Morrie, son of a Russian immigrant who was unable to give or receive love, lost his mother early to some disease, but lucked out with his stepmother a year later.
He clung to and thrived on the selfless love she bestowed on him, saving his young life so that he could go on to teach young people how to live...and in the end how to die by living.
It is never specified in this 2000 movie (or book that I recall and I updated my review of it today as it was my very first epinion) what subject Morrie taught at Brandeis University, but I would guess Sociology or perhaps Poetry since he loved the W.H. Auden poem September 1, 1939.
While backing out of the campus parking lot to go home one day in the summer of 1994, spry, lovable, seventy-seven year old Morrie suddenly has Lou Gehrig Disease attack his legs and his car crashes into the fence behind him as his legs remain inert.
The disease begins with his legs, but gradually it will travel up his body suffocating his organs until he dies.

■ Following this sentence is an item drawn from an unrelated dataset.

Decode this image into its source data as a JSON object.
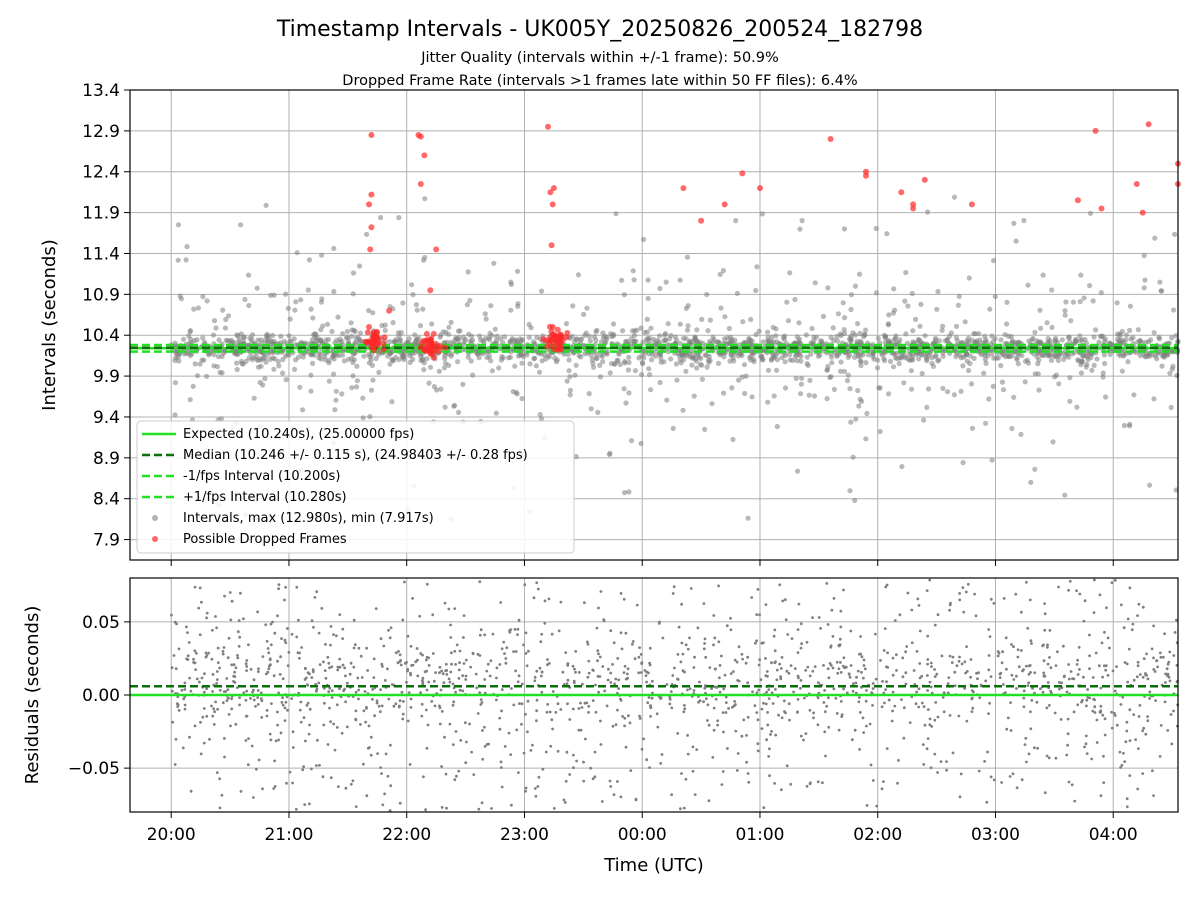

There doesn't seem to be a cure at all.
Since I read and reviewed the book version, I can compare it with the movie and the movie was a lot more satisfying for me.
Mitch Albom didn't write the book badly (it's an Oprah Winfrey book and movie, after all!), but he is simply a sportswriter who writes from a man's perspective.
The movie was cowritten by him and Thomas Rickman; therefore, Janine and Morrie's loving wife have characters that are fleshed out a bit more, in my opinion.
They have become more than characters from the sidelines to fit into the story as in the book, but inspiring, charismatic presences to cherish.